W ubiegłym roku z 303 kilometrów szlaków wodnych skorzystało 260 tysięcy turystów, w tym 15 tysięcy wodniaków. Jak mówi Krzysztof Czopek z urzędu marszałkowskiego, wiele wskazuje na to, że w tym roku będzie ich znowu więcej, bo firmy czarterowe mają niemal pełne grafiki.
Dziś z rekreacyjnego pływania korzystać mogą jedynie rodziny. Od poniedziałku będzie łatwiej. – Przepisy, poza zasłanianiem twarzy i zachowaniem dystansu, nakazują ograniczenie liczby osób na przystani, ich weryfikacji i ograniczenia korzystania z infrastruktury tylko do WC. To pozwoli na funkcjonowanie pętli – mówią urzędnicy.
PLANY ROZBUDOWY
Dodajmy, że po pięciu latach od zakończenia projektu, miejscami dla wodniaków zarządzają gminy. Przystanie, częściowo z nowymi zarządcami, mają więc możliwość rozbudowana swojej oferty na przykład o kempingi i gastronomię.

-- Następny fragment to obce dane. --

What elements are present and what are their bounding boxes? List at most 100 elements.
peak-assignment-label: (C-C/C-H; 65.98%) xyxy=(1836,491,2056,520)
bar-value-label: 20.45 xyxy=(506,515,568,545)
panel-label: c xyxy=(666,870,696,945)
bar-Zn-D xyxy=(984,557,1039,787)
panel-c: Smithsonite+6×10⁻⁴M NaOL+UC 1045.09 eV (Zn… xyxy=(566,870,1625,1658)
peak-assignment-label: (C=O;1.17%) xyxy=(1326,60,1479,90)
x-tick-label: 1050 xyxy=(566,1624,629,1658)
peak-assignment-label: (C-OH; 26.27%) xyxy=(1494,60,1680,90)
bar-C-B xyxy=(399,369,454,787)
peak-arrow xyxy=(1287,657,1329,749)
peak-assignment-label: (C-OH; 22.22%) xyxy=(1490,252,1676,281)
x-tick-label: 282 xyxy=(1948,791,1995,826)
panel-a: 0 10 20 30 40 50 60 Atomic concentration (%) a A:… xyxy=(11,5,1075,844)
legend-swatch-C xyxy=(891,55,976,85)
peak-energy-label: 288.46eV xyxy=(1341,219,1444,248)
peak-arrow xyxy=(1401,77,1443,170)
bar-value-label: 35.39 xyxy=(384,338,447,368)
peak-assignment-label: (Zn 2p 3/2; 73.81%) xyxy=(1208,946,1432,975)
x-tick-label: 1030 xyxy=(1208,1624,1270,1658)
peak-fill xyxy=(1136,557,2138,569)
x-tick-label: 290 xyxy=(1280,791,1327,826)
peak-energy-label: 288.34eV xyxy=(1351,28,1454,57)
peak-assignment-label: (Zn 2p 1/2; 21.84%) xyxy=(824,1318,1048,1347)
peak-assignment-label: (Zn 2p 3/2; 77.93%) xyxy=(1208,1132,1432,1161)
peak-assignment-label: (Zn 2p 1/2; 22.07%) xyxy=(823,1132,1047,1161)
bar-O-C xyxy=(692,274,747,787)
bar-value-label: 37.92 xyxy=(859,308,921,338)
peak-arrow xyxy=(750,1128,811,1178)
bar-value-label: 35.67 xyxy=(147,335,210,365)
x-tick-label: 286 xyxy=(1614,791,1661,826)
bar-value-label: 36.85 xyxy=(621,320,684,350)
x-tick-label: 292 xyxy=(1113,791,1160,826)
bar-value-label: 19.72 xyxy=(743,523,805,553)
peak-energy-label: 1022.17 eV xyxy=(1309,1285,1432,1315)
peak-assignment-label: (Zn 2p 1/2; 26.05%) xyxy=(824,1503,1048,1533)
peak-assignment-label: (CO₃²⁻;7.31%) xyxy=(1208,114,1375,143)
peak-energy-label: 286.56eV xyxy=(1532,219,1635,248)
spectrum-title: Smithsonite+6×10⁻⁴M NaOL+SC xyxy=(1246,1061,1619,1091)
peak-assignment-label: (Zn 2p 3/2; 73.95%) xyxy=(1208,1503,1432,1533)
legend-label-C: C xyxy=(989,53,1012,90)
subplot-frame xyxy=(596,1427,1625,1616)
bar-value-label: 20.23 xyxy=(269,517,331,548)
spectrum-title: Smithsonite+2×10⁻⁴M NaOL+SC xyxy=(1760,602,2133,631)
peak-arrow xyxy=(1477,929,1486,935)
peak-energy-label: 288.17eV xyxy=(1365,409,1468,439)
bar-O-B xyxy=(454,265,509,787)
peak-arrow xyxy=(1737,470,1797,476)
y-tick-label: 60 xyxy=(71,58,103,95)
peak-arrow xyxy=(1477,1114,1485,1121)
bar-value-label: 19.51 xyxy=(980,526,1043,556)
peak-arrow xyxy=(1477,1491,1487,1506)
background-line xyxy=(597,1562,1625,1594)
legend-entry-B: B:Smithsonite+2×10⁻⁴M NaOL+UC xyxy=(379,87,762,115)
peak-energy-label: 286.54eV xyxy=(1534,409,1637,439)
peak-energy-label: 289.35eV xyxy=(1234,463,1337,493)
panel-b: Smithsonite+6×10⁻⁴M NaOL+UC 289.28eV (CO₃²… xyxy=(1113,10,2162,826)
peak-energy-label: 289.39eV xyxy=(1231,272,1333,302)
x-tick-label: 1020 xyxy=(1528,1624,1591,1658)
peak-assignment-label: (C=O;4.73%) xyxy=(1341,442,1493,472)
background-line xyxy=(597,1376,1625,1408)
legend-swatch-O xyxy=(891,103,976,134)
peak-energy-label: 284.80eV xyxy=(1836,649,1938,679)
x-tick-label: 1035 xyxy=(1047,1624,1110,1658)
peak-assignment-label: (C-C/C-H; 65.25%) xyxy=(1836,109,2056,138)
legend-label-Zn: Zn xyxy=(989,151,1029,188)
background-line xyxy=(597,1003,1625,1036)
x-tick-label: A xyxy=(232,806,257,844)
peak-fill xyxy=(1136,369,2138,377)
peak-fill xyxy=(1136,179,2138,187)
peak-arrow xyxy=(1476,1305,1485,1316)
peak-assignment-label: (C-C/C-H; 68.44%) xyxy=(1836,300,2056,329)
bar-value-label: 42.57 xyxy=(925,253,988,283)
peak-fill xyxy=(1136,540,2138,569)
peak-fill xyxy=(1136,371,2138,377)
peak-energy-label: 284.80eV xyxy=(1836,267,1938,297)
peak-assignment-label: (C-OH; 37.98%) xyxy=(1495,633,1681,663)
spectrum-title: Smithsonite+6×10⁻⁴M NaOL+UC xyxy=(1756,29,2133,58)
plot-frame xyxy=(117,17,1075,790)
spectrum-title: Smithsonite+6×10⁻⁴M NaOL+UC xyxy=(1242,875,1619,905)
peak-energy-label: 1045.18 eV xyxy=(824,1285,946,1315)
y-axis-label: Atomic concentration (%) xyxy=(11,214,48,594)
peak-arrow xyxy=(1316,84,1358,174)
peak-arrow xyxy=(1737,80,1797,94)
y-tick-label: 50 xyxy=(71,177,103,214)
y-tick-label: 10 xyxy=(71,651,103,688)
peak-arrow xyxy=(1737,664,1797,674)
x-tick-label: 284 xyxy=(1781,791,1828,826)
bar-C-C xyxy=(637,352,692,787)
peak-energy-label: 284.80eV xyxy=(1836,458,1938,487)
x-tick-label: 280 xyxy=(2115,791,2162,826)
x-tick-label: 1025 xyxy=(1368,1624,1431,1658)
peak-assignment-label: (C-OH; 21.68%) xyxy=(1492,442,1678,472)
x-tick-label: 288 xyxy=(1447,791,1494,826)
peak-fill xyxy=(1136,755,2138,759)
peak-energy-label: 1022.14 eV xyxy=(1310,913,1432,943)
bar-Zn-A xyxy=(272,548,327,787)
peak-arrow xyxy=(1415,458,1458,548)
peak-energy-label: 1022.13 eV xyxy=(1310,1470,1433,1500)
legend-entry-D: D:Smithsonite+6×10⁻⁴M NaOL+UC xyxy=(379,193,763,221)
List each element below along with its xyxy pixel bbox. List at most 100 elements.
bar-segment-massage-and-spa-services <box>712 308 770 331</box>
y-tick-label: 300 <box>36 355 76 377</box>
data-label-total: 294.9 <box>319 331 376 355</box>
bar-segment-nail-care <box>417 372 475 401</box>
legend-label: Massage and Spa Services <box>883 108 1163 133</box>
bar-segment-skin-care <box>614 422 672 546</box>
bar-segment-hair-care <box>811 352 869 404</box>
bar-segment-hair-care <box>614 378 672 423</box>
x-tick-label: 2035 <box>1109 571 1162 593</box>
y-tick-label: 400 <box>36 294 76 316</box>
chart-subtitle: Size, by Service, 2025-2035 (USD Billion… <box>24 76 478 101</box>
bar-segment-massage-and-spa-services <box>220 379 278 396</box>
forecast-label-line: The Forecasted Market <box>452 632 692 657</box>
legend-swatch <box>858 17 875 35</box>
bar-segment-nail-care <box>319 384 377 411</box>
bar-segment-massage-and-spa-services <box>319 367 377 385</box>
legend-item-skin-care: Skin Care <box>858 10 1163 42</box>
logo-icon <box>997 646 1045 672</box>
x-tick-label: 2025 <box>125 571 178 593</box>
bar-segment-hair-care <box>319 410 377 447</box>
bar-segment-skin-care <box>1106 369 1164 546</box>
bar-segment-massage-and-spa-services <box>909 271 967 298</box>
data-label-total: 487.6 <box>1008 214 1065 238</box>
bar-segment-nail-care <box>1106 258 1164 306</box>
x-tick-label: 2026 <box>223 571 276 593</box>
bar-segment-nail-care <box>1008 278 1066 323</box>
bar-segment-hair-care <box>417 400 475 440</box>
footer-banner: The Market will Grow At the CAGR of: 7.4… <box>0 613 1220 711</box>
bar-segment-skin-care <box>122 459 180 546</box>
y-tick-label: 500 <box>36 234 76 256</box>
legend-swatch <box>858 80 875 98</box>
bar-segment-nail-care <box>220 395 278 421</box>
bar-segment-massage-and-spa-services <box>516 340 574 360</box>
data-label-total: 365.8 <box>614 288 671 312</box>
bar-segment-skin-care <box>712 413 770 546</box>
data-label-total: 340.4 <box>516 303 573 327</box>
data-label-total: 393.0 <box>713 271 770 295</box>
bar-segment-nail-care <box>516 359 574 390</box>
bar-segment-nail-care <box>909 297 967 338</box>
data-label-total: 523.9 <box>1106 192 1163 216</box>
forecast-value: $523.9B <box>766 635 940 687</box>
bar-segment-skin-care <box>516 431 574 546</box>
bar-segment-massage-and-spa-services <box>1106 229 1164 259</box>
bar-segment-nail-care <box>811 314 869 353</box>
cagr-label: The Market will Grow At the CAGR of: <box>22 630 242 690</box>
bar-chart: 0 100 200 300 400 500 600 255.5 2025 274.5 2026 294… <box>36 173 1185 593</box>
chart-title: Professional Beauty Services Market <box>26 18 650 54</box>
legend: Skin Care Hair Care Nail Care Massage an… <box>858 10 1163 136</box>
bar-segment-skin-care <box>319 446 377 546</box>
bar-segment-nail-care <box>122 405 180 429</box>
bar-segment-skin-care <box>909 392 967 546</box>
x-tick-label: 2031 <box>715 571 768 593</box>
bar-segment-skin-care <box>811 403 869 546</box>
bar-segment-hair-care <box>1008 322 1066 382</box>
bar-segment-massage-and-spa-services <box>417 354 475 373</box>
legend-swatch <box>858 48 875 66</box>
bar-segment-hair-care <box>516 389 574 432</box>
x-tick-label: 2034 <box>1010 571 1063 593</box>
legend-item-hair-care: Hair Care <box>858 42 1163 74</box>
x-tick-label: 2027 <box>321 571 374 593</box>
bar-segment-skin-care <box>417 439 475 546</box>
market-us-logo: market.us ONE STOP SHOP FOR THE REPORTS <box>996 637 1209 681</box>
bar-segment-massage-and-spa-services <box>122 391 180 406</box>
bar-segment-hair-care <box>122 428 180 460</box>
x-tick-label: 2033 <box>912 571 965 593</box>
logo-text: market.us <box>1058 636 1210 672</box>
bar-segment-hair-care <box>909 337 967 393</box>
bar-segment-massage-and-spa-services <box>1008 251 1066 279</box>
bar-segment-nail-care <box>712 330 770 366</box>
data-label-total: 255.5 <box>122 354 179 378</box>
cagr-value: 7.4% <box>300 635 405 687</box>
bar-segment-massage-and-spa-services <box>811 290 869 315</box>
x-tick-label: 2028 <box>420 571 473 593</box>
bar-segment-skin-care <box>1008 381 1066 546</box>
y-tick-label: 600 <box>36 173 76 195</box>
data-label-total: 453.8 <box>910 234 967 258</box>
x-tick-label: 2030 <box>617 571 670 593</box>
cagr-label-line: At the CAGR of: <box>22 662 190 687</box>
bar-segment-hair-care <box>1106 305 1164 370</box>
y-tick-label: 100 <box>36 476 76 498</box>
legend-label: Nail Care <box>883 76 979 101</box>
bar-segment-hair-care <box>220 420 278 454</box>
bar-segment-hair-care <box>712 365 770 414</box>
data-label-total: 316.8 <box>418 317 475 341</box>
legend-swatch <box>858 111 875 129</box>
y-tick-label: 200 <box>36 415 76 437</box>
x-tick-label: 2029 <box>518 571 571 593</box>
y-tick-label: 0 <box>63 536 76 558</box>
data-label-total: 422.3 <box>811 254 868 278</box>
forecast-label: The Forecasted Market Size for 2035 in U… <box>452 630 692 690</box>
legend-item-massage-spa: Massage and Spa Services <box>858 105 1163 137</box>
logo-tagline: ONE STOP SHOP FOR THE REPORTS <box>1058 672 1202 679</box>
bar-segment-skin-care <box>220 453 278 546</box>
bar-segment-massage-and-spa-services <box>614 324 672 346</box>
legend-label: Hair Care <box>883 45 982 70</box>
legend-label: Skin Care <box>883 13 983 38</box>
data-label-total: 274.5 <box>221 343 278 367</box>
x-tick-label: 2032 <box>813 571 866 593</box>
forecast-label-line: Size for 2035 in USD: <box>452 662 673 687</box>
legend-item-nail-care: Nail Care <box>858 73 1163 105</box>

Dziś pętla na 303 kilometrowym szlaku oferuje 335 miejsc postojowych. W ciągu dwóch lat przybędzie ich 430. Dopłynąć bez przeszkód można będzie między innymi Tugą do Nowego Dworu Gdańskiego. Profesjonalna przystań powstanie w Pucku.
(Fot. Radio Gdańsk/Sebastian Kwiatkowski)
OGRANICZENIA I UTRUDNIENIA
Przypomnijmy, że większość pływających po pętli houseboat’ów można wypożyczyć bez uprawnień. Od tego roku mapy i przewodniki po pętli będą będą dodatkowo zawierały informacje o ograniczeniach prędkości na szlakach wodnych.
Utrudnieniem dla pierwszych wodniaków mogą być natomiast godziny otwarcia śluz. Według obowiązujących przepisów w weekendy można będzie z nich skorzystać tylko po wcześniejszym, 12-godzinnym umówieniu.